We aspire for our children to enjoy learning about the past and through this, be passionate and enthusiastic about the topics they are studying. Through our History curriculum, we provide our children with stimulating, hands-on experiences in order to bring the world of the past to life; the children are able to explore first-hand relics and artefacts to secure their understanding of the time period they are studying.
At SMC, we ensure effective, appropriate resources are used every lesson and through these, we aim to develop our children as critical thinkers, evaluating the reliability of information they are given or discover and have the confidence to share their opinions.
We strongly believe it is important for our children to develop their individual awareness of the history of Faversham. We want our pupils to be curious about local history, discovering its heritage and consequently being able to make detailed links between events that happened in the past to the world they live in today. To achieve this, we have developed strong links with our local museum, which regularly provides the children with engaging events and experiences (both in and out of school) to enhance their knowledge and understanding of their local community.
Our History topics are explored throughout our curriculum at SMC, enabling the children to embed key historical information and vocabulary in their learning. Consequently, our children are able to develop their inquisitiveness, interest and understanding as young historians.
Our curriculum is designed to ensure coverage of key historical periods, events, and figures, incorporating the national curriculum requirements while extending learning beyond the basic expectations. We carefully select topics that are engaging for our pupils, making connections between different periods, and integrating local and global history where relevant. Our curriculum promotes an inclusive approach, incorporating diverse perspectives and voices to ensure that all pupils feel represented.
Progression of Skills:
To develop historical skills progressively, we have established clear learning objectives for each key stage, building upon prior knowledge and skills. Our teaching sequences are carefully mapped out, providing opportunities for pupils to:
- Make connections between past and present, exploring how historical events have shaped society today.

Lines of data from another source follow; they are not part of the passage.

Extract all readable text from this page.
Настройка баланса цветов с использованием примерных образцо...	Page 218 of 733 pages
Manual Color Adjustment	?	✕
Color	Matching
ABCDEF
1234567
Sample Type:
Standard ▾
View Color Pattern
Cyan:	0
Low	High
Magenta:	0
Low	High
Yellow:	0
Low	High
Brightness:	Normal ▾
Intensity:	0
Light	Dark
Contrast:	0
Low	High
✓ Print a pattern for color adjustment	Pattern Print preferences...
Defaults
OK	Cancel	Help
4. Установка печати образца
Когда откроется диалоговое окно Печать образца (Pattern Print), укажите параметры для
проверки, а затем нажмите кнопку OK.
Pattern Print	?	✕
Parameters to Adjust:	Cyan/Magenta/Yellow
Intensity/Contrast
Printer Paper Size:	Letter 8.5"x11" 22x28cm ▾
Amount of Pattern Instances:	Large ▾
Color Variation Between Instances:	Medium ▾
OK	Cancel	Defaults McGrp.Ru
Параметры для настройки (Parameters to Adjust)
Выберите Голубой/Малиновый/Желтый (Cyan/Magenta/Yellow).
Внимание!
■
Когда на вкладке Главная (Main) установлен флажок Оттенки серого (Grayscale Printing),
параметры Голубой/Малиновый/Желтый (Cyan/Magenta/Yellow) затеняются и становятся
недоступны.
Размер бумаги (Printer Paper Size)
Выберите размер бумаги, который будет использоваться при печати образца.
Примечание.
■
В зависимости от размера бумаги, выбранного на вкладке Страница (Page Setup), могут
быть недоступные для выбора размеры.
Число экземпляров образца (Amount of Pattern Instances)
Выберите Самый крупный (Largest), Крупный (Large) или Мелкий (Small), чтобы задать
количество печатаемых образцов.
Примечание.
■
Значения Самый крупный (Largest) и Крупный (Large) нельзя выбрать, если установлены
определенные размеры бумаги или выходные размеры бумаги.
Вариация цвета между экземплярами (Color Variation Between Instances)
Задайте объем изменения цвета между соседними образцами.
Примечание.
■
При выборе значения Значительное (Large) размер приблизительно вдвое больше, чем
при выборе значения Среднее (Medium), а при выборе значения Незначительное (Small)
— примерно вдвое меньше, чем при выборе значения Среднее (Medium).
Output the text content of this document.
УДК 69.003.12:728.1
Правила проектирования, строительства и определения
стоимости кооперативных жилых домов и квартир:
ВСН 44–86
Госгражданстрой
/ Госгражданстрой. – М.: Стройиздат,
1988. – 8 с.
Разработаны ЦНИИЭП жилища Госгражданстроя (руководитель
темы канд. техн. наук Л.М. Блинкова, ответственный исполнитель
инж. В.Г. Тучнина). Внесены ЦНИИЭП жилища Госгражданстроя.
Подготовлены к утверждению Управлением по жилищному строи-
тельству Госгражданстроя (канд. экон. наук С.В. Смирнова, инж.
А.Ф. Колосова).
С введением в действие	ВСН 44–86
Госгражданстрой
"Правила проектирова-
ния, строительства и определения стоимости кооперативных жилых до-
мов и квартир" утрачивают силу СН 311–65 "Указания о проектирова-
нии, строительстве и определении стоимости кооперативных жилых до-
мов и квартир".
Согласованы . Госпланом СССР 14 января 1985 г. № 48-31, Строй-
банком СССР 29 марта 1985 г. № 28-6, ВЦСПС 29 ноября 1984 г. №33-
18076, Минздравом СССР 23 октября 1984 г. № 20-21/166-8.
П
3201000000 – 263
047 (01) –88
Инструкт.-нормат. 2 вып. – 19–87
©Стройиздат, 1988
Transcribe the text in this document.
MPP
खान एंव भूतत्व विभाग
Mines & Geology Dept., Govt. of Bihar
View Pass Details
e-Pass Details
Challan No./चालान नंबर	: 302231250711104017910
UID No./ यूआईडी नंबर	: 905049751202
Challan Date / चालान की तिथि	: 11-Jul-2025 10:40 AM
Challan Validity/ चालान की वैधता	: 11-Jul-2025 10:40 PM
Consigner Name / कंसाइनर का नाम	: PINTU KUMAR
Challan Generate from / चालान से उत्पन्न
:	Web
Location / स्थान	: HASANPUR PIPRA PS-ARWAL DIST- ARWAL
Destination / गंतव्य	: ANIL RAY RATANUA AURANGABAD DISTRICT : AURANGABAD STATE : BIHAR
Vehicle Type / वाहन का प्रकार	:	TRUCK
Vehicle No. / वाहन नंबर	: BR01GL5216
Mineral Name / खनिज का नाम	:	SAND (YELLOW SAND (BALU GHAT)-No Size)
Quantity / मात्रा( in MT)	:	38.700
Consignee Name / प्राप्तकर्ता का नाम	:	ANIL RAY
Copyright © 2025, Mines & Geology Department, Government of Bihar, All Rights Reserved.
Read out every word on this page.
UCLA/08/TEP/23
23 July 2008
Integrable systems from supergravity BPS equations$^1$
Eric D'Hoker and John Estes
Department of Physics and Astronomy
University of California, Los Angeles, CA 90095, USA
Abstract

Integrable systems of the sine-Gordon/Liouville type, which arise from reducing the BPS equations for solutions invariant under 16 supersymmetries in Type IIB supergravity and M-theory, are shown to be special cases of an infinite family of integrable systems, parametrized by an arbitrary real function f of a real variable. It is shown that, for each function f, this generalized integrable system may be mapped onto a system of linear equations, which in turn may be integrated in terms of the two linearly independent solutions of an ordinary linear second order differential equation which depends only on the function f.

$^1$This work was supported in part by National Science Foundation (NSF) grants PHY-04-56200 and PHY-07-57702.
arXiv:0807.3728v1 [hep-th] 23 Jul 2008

- Conduct historical enquiries, formulating questions, gathering evidence, and drawing conclusions.
- Understand and interpret historical sources, including artifacts, documents, and images.
- Analyse and evaluate different interpretations of historical events, considering bias and reliability.
- Develop a chronological understanding, ordering events and constructing timelines.
- Develop empathy and an understanding of different cultural perspectives.
Our school uses knowledge organisers which are shared with pupils and parents/carers at the beginning of each history unit. These contain the key vocabulary as well as the knowledge that the children will acquire as a result of their learning.
We actively seek opportunities to enrich the curriculum by arranging visits to local historical sites, inviting guest speakers, and organising workshops that enable pupils to engage with history in tangible ways. These experiences promote a deeper understanding of historical contexts and encourage pupils to develop a sense of place and heritage, connecting them to their local community and the wider world.
We recognise the value of making cross-curricular links to enhance and reinforce historical understanding. Through collaborative planning and dialogue with other subject leaders, we identify opportunities for history to be integrated with subjects such as English, Art, Religious Education, and Geography. This approach allows pupils to develop a broader and more interconnected understanding of the topics they study.